If you’re building a block theme, as this handbook recommends, you should also test these features:
- Site Editor: Test the Site Editor and make sure that you can edit templates and template parts like headers and footers.
- Styles interface: Check the functionality of the Styles interface, where you can customize colors, typography, and layout settings that apply across your theme.
- Navigation block: Pay special attention to the Navigation block. Test its responsiveness, the ease of adding menu items, sub-menu functionality, and alignment options.
- Template editing: Explore the Template Editor for creating and modifying templates for specific posts or pages.
Ensuring accessibility is a key aspect of responsible theme development.

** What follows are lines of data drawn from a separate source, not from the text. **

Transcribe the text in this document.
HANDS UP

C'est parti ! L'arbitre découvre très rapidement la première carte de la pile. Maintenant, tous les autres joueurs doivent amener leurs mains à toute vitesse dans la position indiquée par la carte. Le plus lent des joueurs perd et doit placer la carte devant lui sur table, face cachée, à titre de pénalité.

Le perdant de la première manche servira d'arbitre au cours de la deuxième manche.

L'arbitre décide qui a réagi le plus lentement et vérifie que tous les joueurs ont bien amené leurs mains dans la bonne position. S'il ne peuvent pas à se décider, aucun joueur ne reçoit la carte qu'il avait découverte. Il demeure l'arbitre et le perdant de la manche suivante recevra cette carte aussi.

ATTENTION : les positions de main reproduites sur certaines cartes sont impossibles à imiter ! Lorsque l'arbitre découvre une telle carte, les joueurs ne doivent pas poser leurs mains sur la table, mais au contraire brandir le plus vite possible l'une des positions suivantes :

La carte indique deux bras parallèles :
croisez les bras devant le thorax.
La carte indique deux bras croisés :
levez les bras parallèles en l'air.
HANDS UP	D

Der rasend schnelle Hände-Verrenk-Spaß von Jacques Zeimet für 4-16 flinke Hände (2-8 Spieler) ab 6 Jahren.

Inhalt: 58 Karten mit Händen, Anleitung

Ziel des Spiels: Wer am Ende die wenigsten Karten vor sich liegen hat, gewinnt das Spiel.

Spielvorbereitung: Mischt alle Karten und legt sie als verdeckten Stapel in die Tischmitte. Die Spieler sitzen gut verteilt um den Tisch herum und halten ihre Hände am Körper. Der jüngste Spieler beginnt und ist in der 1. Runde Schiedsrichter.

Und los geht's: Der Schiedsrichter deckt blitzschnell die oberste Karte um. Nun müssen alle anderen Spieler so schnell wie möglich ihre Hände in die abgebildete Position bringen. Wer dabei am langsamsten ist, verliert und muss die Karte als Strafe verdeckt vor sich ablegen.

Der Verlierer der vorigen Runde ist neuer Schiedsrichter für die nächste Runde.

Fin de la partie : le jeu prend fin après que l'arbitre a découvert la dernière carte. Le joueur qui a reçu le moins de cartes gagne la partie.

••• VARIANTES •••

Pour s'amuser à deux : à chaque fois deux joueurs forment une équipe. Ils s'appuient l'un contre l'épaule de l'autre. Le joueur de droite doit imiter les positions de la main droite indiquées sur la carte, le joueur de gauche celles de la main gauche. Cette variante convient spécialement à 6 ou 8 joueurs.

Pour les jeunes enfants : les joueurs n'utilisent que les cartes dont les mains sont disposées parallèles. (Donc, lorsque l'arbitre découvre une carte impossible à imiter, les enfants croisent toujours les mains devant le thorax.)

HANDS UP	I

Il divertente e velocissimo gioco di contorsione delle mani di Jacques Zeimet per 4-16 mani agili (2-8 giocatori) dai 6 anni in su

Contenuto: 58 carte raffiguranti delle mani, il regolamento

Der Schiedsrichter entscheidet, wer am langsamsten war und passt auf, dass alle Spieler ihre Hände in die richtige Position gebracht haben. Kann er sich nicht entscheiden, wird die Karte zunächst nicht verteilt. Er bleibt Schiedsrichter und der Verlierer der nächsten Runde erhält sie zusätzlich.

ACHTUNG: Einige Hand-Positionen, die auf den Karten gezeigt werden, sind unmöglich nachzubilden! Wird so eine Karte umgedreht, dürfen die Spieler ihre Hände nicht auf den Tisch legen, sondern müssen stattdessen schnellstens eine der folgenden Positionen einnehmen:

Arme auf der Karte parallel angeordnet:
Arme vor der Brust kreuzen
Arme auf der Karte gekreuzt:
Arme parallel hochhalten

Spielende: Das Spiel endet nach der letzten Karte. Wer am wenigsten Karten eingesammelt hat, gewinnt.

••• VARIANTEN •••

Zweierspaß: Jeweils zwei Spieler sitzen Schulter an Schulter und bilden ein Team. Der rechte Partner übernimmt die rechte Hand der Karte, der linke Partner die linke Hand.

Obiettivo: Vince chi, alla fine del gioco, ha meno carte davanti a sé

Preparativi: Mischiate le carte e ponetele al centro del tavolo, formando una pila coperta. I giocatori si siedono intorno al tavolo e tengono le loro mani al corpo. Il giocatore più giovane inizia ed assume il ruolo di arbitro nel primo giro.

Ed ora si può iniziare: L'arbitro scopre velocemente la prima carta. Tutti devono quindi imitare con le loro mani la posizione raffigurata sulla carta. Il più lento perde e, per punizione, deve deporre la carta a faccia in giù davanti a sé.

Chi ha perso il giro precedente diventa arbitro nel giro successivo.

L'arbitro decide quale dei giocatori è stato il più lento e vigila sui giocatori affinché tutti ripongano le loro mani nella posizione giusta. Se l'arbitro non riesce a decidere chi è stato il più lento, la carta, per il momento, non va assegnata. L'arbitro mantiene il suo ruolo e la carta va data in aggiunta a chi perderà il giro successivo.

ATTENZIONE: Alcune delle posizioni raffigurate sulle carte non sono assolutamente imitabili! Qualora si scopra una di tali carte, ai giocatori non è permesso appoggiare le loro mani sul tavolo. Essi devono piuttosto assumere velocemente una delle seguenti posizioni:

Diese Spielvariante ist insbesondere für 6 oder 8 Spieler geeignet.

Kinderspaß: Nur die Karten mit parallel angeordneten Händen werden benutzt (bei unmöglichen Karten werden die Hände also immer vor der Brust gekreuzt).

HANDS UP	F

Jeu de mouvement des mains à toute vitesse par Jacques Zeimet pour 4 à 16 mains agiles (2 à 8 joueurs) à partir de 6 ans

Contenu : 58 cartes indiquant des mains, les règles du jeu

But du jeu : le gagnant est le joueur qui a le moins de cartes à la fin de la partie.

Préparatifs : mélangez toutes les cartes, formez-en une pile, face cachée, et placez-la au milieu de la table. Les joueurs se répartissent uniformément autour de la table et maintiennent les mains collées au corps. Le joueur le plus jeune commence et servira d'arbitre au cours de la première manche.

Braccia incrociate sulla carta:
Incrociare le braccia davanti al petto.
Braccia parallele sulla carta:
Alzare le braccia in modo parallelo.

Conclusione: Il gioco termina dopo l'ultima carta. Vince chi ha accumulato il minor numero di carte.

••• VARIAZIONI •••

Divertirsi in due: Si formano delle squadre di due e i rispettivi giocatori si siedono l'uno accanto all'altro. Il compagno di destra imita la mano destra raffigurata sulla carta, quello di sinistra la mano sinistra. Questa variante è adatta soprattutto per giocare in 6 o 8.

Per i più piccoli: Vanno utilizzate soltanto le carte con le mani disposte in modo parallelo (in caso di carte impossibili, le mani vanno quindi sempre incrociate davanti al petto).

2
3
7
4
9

You should strive to make sure your theme meets the WordPress Accessibility Guidelines. This includes aspects like keyboard navigation, screen reader compatibility, and proper use of ARIA roles.
Tools like aXe and WAVE are invaluable in identifying potential accessibility issues. Regularly use them during development to find and fix any problems. This proactive approach helps in creating a theme that is accessible to all users, regardless of how they navigate the web.
You should also ensure that your theme is not unnecessarily loading too many resources. For this, you can use tools like PageSpeed Insights to check your theme’s performance. These types of tools provide information on how quickly your theme loads and offers suggestions for improvement.
When shipping media or other assets with your theme, be sure that they are optimized. This includes but is not limited to:
- Images/Media: Ensure media items bundled with your theme are correctly sized, in the most appropriate format, and compressed to reduce load times.